I wasn’t going in expecting “Jack Black does funny stuff with films!” I was expecting something a little different. I knew as soon as the movie began that the style would be something like a school play. Plenty of flubs and incongruences that come together to form something wholly endearing. That’s exactly what I got.
Maybe most of the plot was centered around the silly cliché of saving the neighbor store. I can forgive this because it doesn’t happen. Everyone gives what they can and there’s still not enough. It’s a brilliant juxtaposition of innocence, hope, and the crushing realities of life. The final scene may look like it’s right out of an after-school special, but I got the feeling that the bystanders would all shuffle away and the demolition of the building would start.

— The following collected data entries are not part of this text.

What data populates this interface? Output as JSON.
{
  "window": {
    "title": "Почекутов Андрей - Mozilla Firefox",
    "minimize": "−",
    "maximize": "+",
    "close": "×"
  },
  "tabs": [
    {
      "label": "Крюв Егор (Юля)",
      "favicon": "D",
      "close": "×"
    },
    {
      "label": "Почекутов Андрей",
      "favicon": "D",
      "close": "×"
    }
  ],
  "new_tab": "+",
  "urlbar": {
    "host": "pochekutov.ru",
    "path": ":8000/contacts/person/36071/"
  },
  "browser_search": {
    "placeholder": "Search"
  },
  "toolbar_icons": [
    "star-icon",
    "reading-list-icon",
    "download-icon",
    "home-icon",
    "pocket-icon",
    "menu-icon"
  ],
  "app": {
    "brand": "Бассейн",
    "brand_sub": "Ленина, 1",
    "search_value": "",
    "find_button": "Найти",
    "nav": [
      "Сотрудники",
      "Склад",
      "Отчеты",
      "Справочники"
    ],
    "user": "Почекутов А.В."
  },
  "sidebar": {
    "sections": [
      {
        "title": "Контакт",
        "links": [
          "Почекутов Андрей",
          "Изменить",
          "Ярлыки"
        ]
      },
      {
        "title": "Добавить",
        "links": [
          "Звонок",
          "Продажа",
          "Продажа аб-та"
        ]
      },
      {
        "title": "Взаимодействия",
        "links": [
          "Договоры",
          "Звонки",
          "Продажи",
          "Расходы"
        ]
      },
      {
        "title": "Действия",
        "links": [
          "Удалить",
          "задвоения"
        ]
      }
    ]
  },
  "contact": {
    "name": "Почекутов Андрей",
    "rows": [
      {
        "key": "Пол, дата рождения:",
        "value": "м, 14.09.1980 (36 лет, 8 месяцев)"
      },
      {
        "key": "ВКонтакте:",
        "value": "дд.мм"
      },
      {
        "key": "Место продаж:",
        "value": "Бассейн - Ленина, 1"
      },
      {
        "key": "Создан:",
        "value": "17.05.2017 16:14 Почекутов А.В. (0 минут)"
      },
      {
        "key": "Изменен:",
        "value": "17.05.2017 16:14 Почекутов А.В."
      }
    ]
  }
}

The obsession of the children in the film with violence and the sudden crude outbursts by the lovable and paranoid Jack Black character are just a couple of examples of the rawness of the film. There are beautiful moments, ridiculous moments (magnetic urine, over-the-top electrocution), sad moments, and superfluous little snatches of time. It was so honest. It felt like living for a few weeks in a few hours. Everything comes at the viewer, good and bad, with little time for them to sort it out or become complacent. It’s not something every movie can do, but this one does it very well.
More than the absolutely brilliant effects and the style, I was most impressed with the dialogue. I saw a lot of criticism of it on the Internet. I know that it isn’t for everyone, but as a writer I was enamored by it. Every line was real. Some exchanges made little sense and others completely abandoned the plot. I felt like a voyeur, but it fit so perfectly with the homespun style of the movie.
I wished I had the courage to write dialogue that’s a complete non sequitur but adds believability. I want to be able to achieve that candor. It has to be unintentional. When you worry over something, edit, and reedit, it’s hard to make it anything but intentional.